With that said, it would be nice to understand the bug. Is is that lock-prefixed read-modify-write operations (like "lock;inc (%reg)") get reordered with respect to xchg or lock-prefixed cmpxchg? Or is it only non-lock-prefixed read-modify-write operations (like "inc (%reg)") that are getting reordered with respect to the latter?

I don't think there's any workaround that would not incur significant costs on non-broken systems, and even if there were, I think "fixing" this is wrong in principle.
Comment 12 Rich Felker 2012-10-04 17:55:54 UTC
I agree that it's ridiculous to try to fix a hardware bug like this.

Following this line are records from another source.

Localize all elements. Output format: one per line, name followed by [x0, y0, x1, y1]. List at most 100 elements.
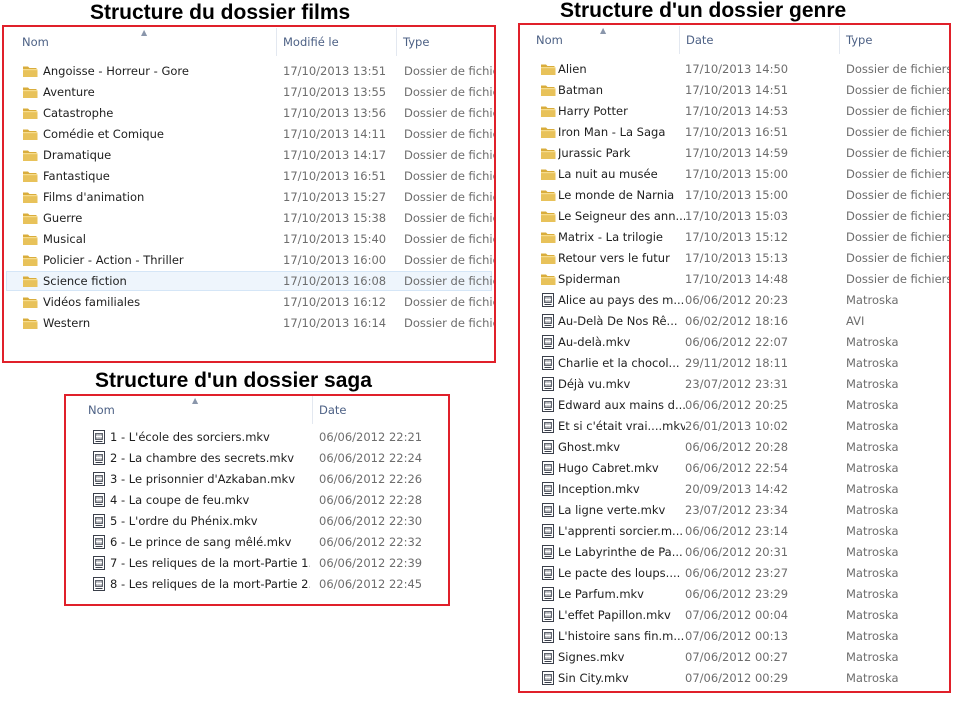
- file-row[interactable]: 3 - Le prisonnier d'Azkaban.mkv 06/06/201…: [68, 469, 446, 489]
- folder-row[interactable]: Western 17/10/2013 16:14 Dossier de fichie…: [6, 313, 494, 333]
- folder-row[interactable]: Fantastique 17/10/2013 16:51 Dossier de fi…: [6, 166, 494, 186]
- item-type: Dossier de fichiers: [846, 230, 951, 244]
- video-file-icon: [540, 461, 556, 475]
- video-file-icon: [540, 671, 556, 685]
- folder-row[interactable]: Iron Man - La Saga 17/10/2013 16:51 Dossie…: [522, 122, 949, 142]
- column-type[interactable]: Type: [396, 28, 494, 56]
- file-row[interactable]: Le Labyrinthe de Pa... 06/06/2012 20:31 Ma…: [522, 542, 947, 562]
- folder-row[interactable]: Alien 17/10/2013 14:50 Dossier de fichiers: [522, 59, 949, 79]
- file-row[interactable]: Déjà vu.mkv 23/07/2012 23:31 Matroska: [522, 374, 947, 394]
- folder-row[interactable]: Guerre 17/10/2013 15:38 Dossier de fichier…: [6, 208, 494, 228]
- file-row[interactable]: Le Parfum.mkv 06/06/2012 23:29 Matroska: [522, 584, 947, 604]
- item-name: Déjà vu.mkv: [558, 377, 631, 391]
- column-name[interactable]: Nom: [16, 28, 276, 56]
- column-header: ▲ Nom Date Type: [520, 26, 949, 54]
- item-name: Catastrophe: [43, 106, 114, 120]
- folder-row[interactable]: Comédie et Comique 17/10/2013 14:11 Dossie…: [6, 124, 494, 144]
- folder-row[interactable]: Musical 17/10/2013 15:40 Dossier de fichie…: [6, 229, 494, 249]
- file-row[interactable]: Hugo Cabret.mkv 06/06/2012 22:54 Matroska: [522, 458, 947, 478]
- file-row[interactable]: Signes.mkv 07/06/2012 00:27 Matroska: [522, 647, 947, 667]
- video-file-icon: [540, 524, 556, 538]
- file-row[interactable]: 1 - L'école des sorciers.mkv 06/06/2012 2…: [68, 427, 446, 447]
- item-name: Dramatique: [43, 148, 112, 162]
- file-row[interactable]: Edward aux mains d... 06/06/2012 20:25 Mat…: [522, 395, 947, 415]
- folder-row[interactable]: Dramatique 17/10/2013 14:17 Dossier de fic…: [6, 145, 494, 165]
- item-date: 17/10/2013 15:00: [685, 188, 789, 202]
- folder-icon: [22, 211, 38, 225]
- file-row[interactable]: 4 - La coupe de feu.mkv 06/06/2012 22:28: [68, 490, 446, 510]
- column-date[interactable]: Date: [679, 26, 839, 54]
- item-date: 23/07/2012 23:31: [685, 377, 789, 391]
- item-type: Matroska: [846, 671, 899, 685]
- item-name: La ligne verte.mkv: [558, 503, 666, 517]
- item-date: 17/10/2013 14:51: [685, 83, 789, 97]
- folder-icon: [22, 274, 38, 288]
- folder-row[interactable]: Jurassic Park 17/10/2013 14:59 Dossier de …: [522, 143, 949, 163]
- column-name[interactable]: Nom: [82, 396, 312, 424]
- video-file-icon: [540, 608, 556, 622]
- item-name: 8 - Les reliques de la mort-Partie 2....: [110, 577, 310, 591]
- folder-icon: [540, 104, 556, 118]
- item-name: Au-Delà De Nos Rê...: [558, 314, 678, 328]
- file-row[interactable]: Ghost.mkv 06/06/2012 20:28 Matroska: [522, 437, 947, 457]
- folder-icon: [22, 253, 38, 267]
- file-row[interactable]: 6 - Le prince de sang mêlé.mkv 06/06/2012…: [68, 532, 446, 552]
- folder-row[interactable]: Le monde de Narnia 17/10/2013 15:00 Dossie…: [522, 185, 949, 205]
- item-name: Comédie et Comique: [43, 127, 164, 141]
- file-row[interactable]: 2 - La chambre des secrets.mkv 06/06/2012…: [68, 448, 446, 468]
- file-row[interactable]: 7 - Les reliques de la mort-Partie 1....…: [68, 553, 446, 573]
- folder-row[interactable]: Films d'animation 17/10/2013 15:27 Dossier…: [6, 187, 494, 207]
- column-type[interactable]: Type: [839, 26, 949, 54]
- item-type: Matroska: [846, 461, 899, 475]
- genre-caption: Structure d'un dossier genre: [560, 0, 847, 22]
- folder-row[interactable]: Matrix - La trilogie 17/10/2013 15:12 Doss…: [522, 227, 949, 247]
- folder-row[interactable]: Policier - Action - Thriller 17/10/2013 1…: [6, 250, 494, 270]
- item-name: Guerre: [43, 211, 83, 225]
- folder-row[interactable]: Vidéos familiales 17/10/2013 16:12 Dossier…: [6, 292, 494, 312]
- file-row[interactable]: Sin City.mkv 07/06/2012 00:29 Matroska: [522, 668, 947, 688]
- item-type: Dossier de fichiers: [404, 148, 494, 162]
- item-name: Signes.mkv: [558, 650, 625, 664]
- column-date[interactable]: Date: [312, 396, 448, 424]
- file-row[interactable]: Au-delà.mkv 06/06/2012 22:07 Matroska: [522, 332, 947, 352]
- file-row[interactable]: Inception.mkv 20/09/2013 14:42 Matroska: [522, 479, 947, 499]
- folder-row[interactable]: Batman 17/10/2013 14:51 Dossier de fichier…: [522, 80, 949, 100]
- folder-row[interactable]: Aventure 17/10/2013 13:55 Dossier de fichi…: [6, 82, 494, 102]
- item-name: Vidéos familiales: [43, 295, 141, 309]
- video-file-icon: [91, 514, 107, 528]
- item-type: Matroska: [846, 335, 899, 349]
- file-row[interactable]: L'histoire sans fin.m... 07/06/2012 00:13…: [522, 626, 947, 646]
- column-name[interactable]: Nom: [530, 26, 679, 54]
- folder-row[interactable]: Science fiction 17/10/2013 16:08 Dossier d…: [6, 271, 494, 291]
- file-row[interactable]: La ligne verte.mkv 23/07/2012 23:34 Matros…: [522, 500, 947, 520]
- file-row[interactable]: L'effet Papillon.mkv 07/06/2012 00:04 Matr…: [522, 605, 947, 625]
- folder-row[interactable]: Le Seigneur des ann... 17/10/2013 15:03 Do…: [522, 206, 949, 226]
- folder-icon: [540, 272, 556, 286]
- file-row[interactable]: 5 - L'ordre du Phénix.mkv 06/06/2012 22:3…: [68, 511, 446, 531]
- file-row[interactable]: Au-Delà De Nos Rê... 06/02/2012 18:16 AVI: [522, 311, 947, 331]
- folder-row[interactable]: Harry Potter 17/10/2013 14:53 Dossier de f…: [522, 101, 949, 121]
- item-type: Matroska: [846, 356, 899, 370]
- folder-row[interactable]: La nuit au musée 17/10/2013 15:00 Dossier …: [522, 164, 949, 184]
- file-row[interactable]: L'apprenti sorcier.m... 06/06/2012 23:14 M…: [522, 521, 947, 541]
- file-row[interactable]: 8 - Les reliques de la mort-Partie 2....…: [68, 574, 446, 594]
- folder-row[interactable]: Retour vers le futur 17/10/2013 15:13 Doss…: [522, 248, 949, 268]
- saga-caption: Structure d'un dossier saga: [95, 369, 372, 392]
- item-date: 06/06/2012 23:27: [685, 566, 789, 580]
- file-row[interactable]: Le pacte des loups.... 06/06/2012 23:27 Ma…: [522, 563, 947, 583]
- folder-row[interactable]: Spiderman 17/10/2013 14:48 Dossier de fich…: [522, 269, 949, 289]
- column-modified[interactable]: Modifié le: [276, 28, 396, 56]
- file-row[interactable]: Alice au pays des m... 06/06/2012 20:23 Ma…: [522, 290, 947, 310]
- item-date: 07/06/2012 00:27: [685, 650, 789, 664]
- item-date: 17/10/2013 16:00: [283, 253, 387, 267]
- item-date: 17/10/2013 16:08: [283, 274, 387, 288]
- item-type: Matroska: [846, 587, 899, 601]
- folder-row[interactable]: Catastrophe 17/10/2013 13:56 Dossier de fi…: [6, 103, 494, 123]
- item-type: Dossier de fichiers: [846, 125, 951, 139]
- file-row[interactable]: Charlie et la chocol... 29/11/2012 18:11 M…: [522, 353, 947, 373]
- folder-row[interactable]: Angoisse - Horreur - Gore 17/10/2013 13:5…: [6, 61, 494, 81]
- item-date: 06/02/2012 18:16: [685, 314, 789, 328]
- item-type: Matroska: [846, 545, 899, 559]
- item-name: Au-delà.mkv: [558, 335, 631, 349]
- file-row[interactable]: Et si c'était vrai....mkv 26/01/2013 10:0…: [522, 416, 947, 436]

The kernel really should just refuse to do SMP on broken hardware like this unless it can do a transparent workaround in kernelspace. Then AMD can deal with replacing all the broken CPUs they sold when people start complaining that SMP no longer works. Atomic ops being broken and needing workarounds is not part of the x86 or x86_64 ABI.

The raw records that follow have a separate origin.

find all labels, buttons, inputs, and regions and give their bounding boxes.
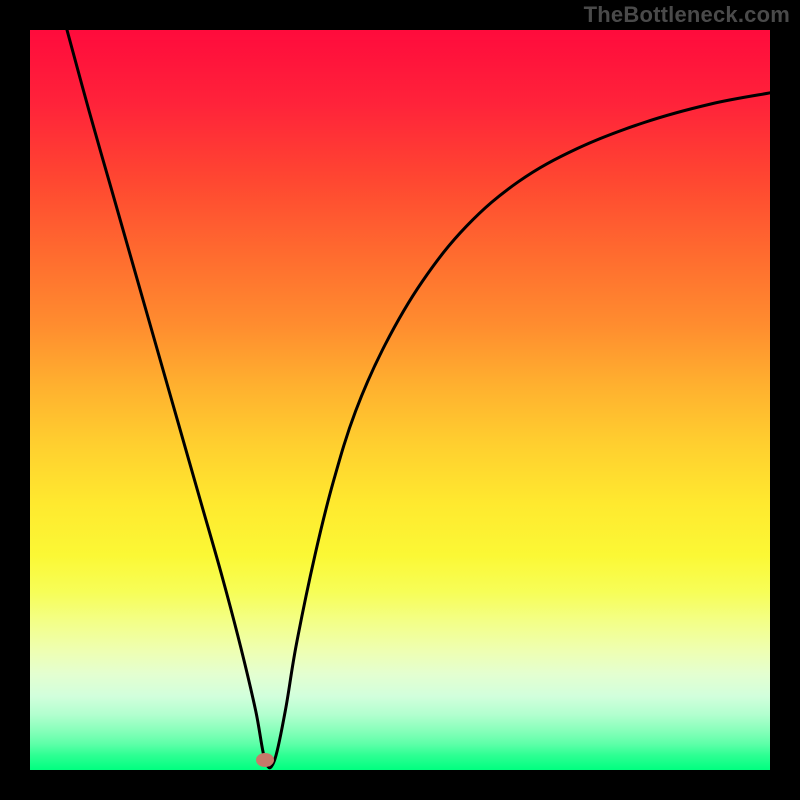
chart-frame: TheBottleneck.com bbox=[0, 0, 800, 800]
plot-area bbox=[30, 30, 770, 770]
watermark-label: TheBottleneck.com bbox=[584, 2, 790, 28]
minimum-marker bbox=[256, 753, 274, 767]
bottleneck-curve bbox=[30, 30, 770, 770]
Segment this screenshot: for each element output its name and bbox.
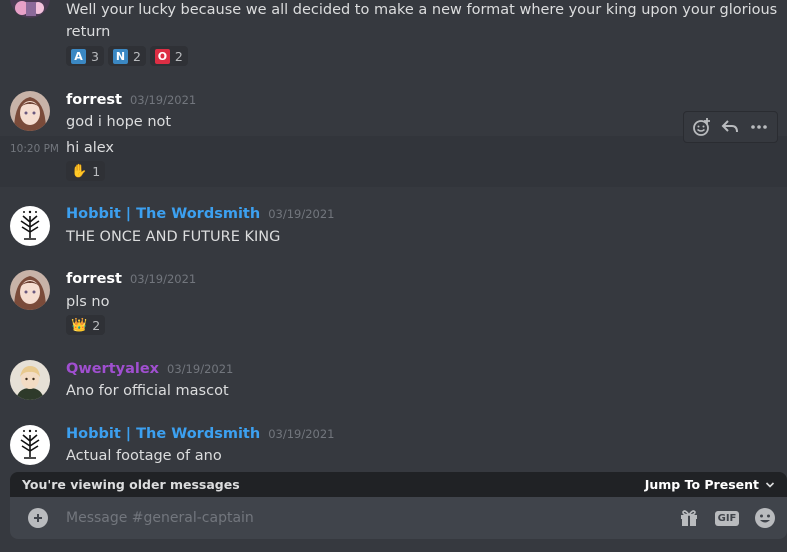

With that said, it would be nice to understand the bug. Is is that lock-prefixed read-modify-write operations (like "lock;inc (%reg)") get reordered with respect to xchg or lock-prefixed cmpxchg? Or is it only non-lock-prefixed read-modify-write operations (like "inc (%reg)") that are getting reordered with respect to the latter?

I don't think there's any workaround that would not incur significant costs on non-broken systems, and even if there were, I think "fixing" this is wrong in principle.
Comment 13 Florian Weimer 2014-06-13 14:29:07 UTC
I don't think we can fix such hardware errata, certainly not without support from the CPU vendor.

In this particular case, the affected CPU was released in 2005, so it is not very likely this part is available anymore.